Ces dernières années, les comportements de mobilité ont en effet fortement évolué avec l’instauration plus généralisée du télétravail. Avant la crise sanitaire liée au Covid-19, seuls 40 % des abonnés domicile-travail avaient droit au télétravail et ce en moyenne un jour par semaine. Aujourd’hui, plus de 70 % des abonnés peuvent télétravailler et la majorité d’entre eux y a droit à raison de trois jours par semaine.
Pour répondre à cette évolution, la SNCB a lancé en 2023 le Flex Abonnement, destiné aux personnes qui se rendent sur leur lieu de travail deux ou trois fois par semaine. Les navetteurs sont de plus en plus nombreux à opter pour cette formule adaptée à leurs besoins, à tel point qu’en 2025, les abonnements flexibles représentent déjà plus d’un tiers des abonnements domicile-travail.
En parallèle, les canaux de vente digitaux se sont fortement développés et de nouvelles formules d’abonnement plus flexibles et activables ont été introduites.
Un calcul de plus en plus fin et représentatif du nombre de trajets par abonné
Dans ce contexte, la SNCB a affiné de plus en plus sa méthode de mesure de la fréquentation. Le système de calcul historique, conçu pour des abonnements à temps plein et fondé sur un nombre forfaitaire de trajets par abonné n’est plus représentatif. La méthode affinée s’appuie davantage sur les possibilités offertes par les évolutions technologiques récentes, notamment la digitalisation accrue de la vente des titres de transport et l’activation des titres de transport digitaux. Un abonnement flexible, par exemple, doit être activé par le voyageur avant le voyage, ce qui permet d’obtenir des données beaucoup plus précises.

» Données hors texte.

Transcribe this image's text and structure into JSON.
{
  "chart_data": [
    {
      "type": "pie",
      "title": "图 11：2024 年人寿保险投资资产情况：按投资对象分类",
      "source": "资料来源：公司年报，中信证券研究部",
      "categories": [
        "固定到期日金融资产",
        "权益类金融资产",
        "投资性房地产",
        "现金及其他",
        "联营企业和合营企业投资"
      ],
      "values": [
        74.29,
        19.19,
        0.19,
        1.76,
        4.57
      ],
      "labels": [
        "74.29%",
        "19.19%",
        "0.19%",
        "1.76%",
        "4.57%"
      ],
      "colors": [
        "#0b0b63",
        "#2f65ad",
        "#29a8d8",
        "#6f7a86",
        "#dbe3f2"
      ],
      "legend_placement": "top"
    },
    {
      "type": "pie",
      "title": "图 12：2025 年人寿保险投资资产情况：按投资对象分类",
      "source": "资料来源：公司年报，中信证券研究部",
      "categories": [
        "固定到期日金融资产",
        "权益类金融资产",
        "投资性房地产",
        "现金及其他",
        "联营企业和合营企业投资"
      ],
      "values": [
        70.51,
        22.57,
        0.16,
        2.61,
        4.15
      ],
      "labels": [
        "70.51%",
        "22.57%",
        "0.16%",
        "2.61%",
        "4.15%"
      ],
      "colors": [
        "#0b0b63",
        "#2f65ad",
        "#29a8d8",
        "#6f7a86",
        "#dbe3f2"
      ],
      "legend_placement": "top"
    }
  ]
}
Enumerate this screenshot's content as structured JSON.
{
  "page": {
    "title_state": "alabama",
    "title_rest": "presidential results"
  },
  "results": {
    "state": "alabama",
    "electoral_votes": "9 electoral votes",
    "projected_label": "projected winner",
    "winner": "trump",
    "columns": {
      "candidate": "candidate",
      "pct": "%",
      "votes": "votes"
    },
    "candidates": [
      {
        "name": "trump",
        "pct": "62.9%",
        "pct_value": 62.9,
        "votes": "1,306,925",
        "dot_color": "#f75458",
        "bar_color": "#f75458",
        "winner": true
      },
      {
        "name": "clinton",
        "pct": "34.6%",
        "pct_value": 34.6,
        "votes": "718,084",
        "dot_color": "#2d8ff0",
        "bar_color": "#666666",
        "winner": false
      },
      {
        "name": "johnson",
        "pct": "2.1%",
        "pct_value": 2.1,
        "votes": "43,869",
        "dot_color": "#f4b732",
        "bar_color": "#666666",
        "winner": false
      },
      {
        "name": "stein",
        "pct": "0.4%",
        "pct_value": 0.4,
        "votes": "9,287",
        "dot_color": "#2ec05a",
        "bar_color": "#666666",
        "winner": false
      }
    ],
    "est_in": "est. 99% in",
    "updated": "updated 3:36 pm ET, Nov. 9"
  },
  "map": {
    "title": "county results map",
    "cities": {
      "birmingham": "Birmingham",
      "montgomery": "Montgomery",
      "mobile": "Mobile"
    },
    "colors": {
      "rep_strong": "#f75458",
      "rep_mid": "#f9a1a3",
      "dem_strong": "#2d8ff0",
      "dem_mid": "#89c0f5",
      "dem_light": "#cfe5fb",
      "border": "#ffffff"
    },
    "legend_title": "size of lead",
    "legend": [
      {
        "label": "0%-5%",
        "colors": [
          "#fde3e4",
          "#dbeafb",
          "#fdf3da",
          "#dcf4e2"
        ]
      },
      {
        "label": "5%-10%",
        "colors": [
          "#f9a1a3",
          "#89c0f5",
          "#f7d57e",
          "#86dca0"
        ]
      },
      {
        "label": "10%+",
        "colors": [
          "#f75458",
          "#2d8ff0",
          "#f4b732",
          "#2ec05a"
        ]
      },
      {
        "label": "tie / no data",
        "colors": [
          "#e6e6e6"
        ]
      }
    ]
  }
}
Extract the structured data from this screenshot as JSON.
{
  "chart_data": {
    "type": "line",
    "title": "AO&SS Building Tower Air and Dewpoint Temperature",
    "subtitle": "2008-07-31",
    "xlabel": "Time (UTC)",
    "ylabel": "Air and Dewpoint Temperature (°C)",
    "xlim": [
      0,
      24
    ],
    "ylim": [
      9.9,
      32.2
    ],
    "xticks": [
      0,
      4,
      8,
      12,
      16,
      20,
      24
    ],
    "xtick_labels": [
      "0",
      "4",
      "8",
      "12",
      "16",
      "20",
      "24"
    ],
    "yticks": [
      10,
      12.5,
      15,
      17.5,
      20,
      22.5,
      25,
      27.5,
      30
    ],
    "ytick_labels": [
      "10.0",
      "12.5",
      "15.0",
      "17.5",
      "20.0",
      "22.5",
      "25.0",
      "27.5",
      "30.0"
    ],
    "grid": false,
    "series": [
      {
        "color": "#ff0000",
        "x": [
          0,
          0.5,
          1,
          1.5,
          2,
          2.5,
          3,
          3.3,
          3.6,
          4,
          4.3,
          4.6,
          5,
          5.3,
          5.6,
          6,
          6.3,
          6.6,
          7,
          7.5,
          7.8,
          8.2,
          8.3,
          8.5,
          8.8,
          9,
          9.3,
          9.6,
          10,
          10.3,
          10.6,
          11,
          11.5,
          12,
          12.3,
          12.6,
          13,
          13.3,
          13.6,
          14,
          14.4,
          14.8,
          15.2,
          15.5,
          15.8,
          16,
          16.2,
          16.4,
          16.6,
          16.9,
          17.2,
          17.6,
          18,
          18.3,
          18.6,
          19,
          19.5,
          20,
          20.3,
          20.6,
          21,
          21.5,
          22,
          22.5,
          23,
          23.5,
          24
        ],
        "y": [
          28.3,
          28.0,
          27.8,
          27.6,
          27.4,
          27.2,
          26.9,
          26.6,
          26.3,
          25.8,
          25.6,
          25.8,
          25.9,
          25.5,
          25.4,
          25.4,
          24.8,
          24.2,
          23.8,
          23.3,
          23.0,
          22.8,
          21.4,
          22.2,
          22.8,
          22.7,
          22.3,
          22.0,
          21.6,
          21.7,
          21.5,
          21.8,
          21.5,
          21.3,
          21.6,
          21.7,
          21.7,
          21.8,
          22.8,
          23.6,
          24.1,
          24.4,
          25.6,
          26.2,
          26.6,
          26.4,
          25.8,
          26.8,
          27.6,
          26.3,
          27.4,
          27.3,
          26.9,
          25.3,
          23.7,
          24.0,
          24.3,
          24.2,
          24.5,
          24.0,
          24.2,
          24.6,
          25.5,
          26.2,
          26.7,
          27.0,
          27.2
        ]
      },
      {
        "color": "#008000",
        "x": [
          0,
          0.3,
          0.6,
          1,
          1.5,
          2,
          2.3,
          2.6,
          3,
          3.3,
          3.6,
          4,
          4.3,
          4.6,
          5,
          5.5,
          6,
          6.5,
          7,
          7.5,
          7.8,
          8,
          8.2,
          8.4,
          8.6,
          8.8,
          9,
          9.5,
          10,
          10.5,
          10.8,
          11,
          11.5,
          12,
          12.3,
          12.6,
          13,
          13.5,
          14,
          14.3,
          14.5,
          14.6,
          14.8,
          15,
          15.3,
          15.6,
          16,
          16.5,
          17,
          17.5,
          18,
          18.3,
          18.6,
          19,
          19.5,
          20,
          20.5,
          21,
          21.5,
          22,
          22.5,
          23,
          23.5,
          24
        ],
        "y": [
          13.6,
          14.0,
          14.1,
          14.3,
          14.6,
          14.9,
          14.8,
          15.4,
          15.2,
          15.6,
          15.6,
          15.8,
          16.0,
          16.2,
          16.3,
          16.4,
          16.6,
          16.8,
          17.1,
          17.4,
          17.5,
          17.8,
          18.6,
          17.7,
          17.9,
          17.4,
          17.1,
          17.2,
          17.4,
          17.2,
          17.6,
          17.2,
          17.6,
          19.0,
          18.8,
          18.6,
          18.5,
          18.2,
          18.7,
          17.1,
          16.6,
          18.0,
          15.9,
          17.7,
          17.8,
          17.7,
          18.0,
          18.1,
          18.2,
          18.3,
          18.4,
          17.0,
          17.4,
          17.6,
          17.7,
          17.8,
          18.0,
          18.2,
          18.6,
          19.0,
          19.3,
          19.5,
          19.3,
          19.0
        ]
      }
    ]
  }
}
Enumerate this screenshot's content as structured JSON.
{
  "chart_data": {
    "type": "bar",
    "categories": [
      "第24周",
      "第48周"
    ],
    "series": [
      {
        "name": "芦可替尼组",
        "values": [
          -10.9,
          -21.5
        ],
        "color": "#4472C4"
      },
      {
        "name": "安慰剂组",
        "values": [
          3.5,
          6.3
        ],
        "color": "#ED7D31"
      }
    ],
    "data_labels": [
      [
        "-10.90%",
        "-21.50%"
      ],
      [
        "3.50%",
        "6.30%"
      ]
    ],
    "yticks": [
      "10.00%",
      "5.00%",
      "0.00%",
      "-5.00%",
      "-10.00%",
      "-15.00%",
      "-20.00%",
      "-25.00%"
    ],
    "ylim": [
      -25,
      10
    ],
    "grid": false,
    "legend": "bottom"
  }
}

Le modèle de calcul permet notamment de mieux mesurer combien de voyageurs empruntent quel train, avec quel type de titre de transport et entre quelles gares. Il offre donc une vision plus fine des flux, avec une identification des destinations, des segments de clientèle (domicile-travail, école, loisirs) ainsi que la distinction entre trajets directs et avec correspondance.
La SNCB continuera à compléter cette méthode par des comptages physiques, des enquêtes auprès des voyageurs et le recours à des solutions technologiques supplémentaires afin d’affiner toujours plus son modèle et ses estimations.
Si l’on compare les chiffres de l’année 2025 avec les chiffres de l’année 2022 sur base de cette méthode, le nombre de voyageurs a augmenté de plus de 14%. Cette augmentation est principalement portée par la hausse du nombre de trajets effectués avec un abonnement domicile-travail (+24,8%) et par les ventes des tickets individuels (+15,6%).
Si l’on compare avec les chiffres 2019 également calculés sur base de cette méthode, les 207,8 millions de voyageurs enregistrés en 2025 sont inférieurs de 9,7 % aux 230 millions de voyageurs transportés par la SNCB en 2019. Cette évolution s’explique principalement par la forte baisse du segment domicile-travail (-32,4 %), largement liée à l’essor du télétravail. Les tickets individuels enregistrent, par contre, une très forte croissance (+24%). En neutralisant l’impact des grèves, le nombre de voyageurs enregistrés en 2025 est inférieur de 8,4% par rapport à 2019, et la croissance des tickets individuels est de 28%. Cette neutralisation n’a pas d’impact sur le segment domicile-travail.
Cette analyse plus précise alimentera notamment les futures adaptations de l’offre contenue dans le plan de transport et le dimensionnement, ainsi que la composition de la flotte de matériel.